By pure luck, he got an ad in the mail from a business broker trying to sell Kraft’s old yogurt factory. Kraft was reducing their footprint in the yogurt market and there were few buyers in sight for an old smelly yogurt factory.
But Ulukaya knew dairy production like few others. After all, most entrepreneurs don’t set out to make yogurt. While everyone was figuring out how to make money on the internet, Ulukaya struck probiotic gold in the deal of a lifetime.
The best real estate investors I’ve met make their money through information asymmetry.
They don’t bother with the four-bedroom single family house. Every contractor in town has worked on identical houses several times, and can probably walk through the halls blindfolded.
But that old standalone building is worth 10x today’s prices when rezoned and sold to the right company.
Ulukaya was no different: he had a margin of safety built into Chobani’s founding. If the yogurt business failed, he could always sell off the assets and still make a profit.
Skin In The Game
Jim Rohn once said that you’re the average of the five people you spend the most time with.
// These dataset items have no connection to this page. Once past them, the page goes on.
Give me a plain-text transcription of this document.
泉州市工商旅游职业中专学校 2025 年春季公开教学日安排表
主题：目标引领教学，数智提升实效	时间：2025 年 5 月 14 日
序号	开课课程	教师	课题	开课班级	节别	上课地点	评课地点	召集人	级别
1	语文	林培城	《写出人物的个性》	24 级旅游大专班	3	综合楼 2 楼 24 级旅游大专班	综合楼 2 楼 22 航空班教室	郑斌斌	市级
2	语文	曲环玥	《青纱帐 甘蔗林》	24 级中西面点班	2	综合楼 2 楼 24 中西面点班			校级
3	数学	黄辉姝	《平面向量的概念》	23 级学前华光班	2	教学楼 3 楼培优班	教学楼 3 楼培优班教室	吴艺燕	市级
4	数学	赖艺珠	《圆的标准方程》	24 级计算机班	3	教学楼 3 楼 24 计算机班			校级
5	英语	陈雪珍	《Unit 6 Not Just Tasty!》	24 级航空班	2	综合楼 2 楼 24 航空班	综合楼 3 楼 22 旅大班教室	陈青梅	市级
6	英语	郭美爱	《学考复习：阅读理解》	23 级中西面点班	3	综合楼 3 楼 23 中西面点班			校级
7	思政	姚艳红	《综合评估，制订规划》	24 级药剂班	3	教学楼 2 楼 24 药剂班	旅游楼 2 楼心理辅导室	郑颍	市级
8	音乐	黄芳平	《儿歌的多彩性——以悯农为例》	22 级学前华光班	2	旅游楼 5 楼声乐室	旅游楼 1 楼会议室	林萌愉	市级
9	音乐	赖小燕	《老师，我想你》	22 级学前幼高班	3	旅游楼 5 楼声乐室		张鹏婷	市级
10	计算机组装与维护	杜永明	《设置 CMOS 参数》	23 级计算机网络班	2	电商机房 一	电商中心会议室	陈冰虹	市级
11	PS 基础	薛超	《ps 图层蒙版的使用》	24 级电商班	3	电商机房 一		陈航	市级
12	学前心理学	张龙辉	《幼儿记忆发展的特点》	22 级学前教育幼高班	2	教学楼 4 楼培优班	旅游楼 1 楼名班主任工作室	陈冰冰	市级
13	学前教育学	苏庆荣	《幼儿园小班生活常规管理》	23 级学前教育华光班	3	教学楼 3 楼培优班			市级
If we extend that to companies, they are simply averages of their employees’ decisions.
No amount of financial engineering, software streamlining, or cost-cutting will save a company full of employees who constantly make bad decisions and have no stake in its future.
This heuristic is even more pronounced in a manufacturing-based company like Chobani.
A few savant coders can’t save the day and pick up everyone else’s slack. If there’s one employee not doing their job, your entire inventory could be toast.
In 2016, Chobani gave 10% of the company’s stock away to their employees. When the New York Times asked Ulukaya why, he responded that he couldn’t have built Chobani without them, and that “Now they’ll be working to build the company even more and building their future at the same time.”
With each sealed yogurt cup, Chobani employees probably see a much larger purpose. They have real skin in the game. If they do their job well, their stock will be worth more, potentially millions.
This phenomenon is arguably the reason why we see so many young tech startups eating the lunch of legacy tech companies every year.
Furthermore, at the corporate level, Chobani has done their best to avoid selling any shares, instead funding the company through a $750 million line of credit.
A Primer on Greek Yogurt: A Growing Food Category
Chobani’s main product is Greek yogurt, which is a thicker, higher protein, and lower fat version of traditional yogurt.
Greek yogurt is popular with several popular diets like WeightWatchers, CICO (calories-in, calories-out), and various muscle-gain diets.
In the last few years, consumers have started substituting Greek yogurt for all manner of higher-calorie creamy products like mayonnaise or sour cream. I’ve had some amazing Greek yogurt based salad dressings and creamy hot sauces.
Yogurt in general has been steadily growing over the past two decades, as noted in the chart below:
But the really impressive factor at play here is that Greek yogurt is rapidly cannibalizing traditional yogurt sales.
Greek Yogurt vs. Traditional Yogurt
According to the leaked 2014 Chobani investor deck, it takes just one cup of milk to make three cups of Greek yogurt, while the same cup of milk makes only one cup of traditional yogurt.
And while it’s hard to find up-to-date data on Greek yogurt’s cannibalization of the yogurt category, this chart from 2014 provides some color on the rate of the product’s acceleration.
This piece is unusually positive, but don’t mistake the interest in a growing trend for naive investing.
It all comes down to price, and if Chobani and their bankers get the valuation wrong off the bat, Chobani’s stock could be set up for a painful few months post-IPO.
Ultimately, we’re traders, so we’re most interested in Chobani because it has all of the makings of a retail darling: it’s hot with Millenials who are the most active traders, it has the “buy what you know” factor, and it’s a play on a popular investing theme: shifting consumer eating habits.